Dr. Dean Hamer in Living with Our Genes
Great crested flycatchers (Myiarchus crinitus) are not great - neither in size or in crest. Their genus name Myiarchus is more apt: from the Greek term for 'ruler of flies." Flycatchers hunt for insects, catching them on the fly, and will build their nests near wasp and bee hives and orchards where lots of pollinating insects are available.
Loud and aggressive, they defend their nests and territory in aerial combat, often fighting with males of their own kind. A newly mated pair will spend several weeks building their nest - an elaborate creation of twigs, feathers, leaves, and usually at least one snake skin. When snake skins aren't available, they insert pieces of cellophane or bubble wrap.
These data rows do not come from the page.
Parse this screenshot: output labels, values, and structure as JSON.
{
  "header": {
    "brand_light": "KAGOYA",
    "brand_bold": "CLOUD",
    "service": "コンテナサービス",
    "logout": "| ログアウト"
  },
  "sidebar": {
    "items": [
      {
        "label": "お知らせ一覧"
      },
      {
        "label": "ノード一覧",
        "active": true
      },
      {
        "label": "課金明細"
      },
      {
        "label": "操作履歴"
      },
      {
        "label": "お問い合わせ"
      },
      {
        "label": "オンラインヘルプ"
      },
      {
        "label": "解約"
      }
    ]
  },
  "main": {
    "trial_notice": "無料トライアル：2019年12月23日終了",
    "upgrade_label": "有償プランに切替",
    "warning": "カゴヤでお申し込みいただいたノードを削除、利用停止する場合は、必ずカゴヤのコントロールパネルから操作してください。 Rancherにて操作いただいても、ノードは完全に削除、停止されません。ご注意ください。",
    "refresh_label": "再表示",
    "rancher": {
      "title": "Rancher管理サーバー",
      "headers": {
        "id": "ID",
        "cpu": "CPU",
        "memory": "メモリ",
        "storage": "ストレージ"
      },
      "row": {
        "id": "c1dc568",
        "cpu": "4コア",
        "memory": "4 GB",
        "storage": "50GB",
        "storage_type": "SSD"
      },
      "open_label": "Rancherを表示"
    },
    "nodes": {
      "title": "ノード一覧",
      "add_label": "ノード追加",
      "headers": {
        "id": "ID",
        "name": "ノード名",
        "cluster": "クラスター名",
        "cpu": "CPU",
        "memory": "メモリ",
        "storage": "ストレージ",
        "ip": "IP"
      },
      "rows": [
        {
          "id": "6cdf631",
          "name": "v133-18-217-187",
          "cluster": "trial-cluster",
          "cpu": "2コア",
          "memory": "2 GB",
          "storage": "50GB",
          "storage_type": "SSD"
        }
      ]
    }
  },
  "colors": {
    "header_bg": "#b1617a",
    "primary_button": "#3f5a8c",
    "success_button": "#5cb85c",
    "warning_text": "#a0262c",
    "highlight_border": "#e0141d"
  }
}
Creating the nest, the flycatcher wanders, flies, pecks, pulls, jams, tugs, loosens, and squishes before the female settles in for egg laying. This energetic process of "try-this-and-then-try-that" goes on for two weeks or so -noodling around until it's comfortable and protective.
Artists and intellectuals are not the same animal ... Younger artists are seedlings. Their early work resembles thicket and underbrush, even weeds. The halls of academia, with their preference for lofty intellectual theorems, do little to support the life of the forest ... It took more years and more teaching for me to realize that academia harbors a far more subtle and deadly foe to the creative spirit ... To be blunt, most academics know how to take something apart, but not how to assemble it.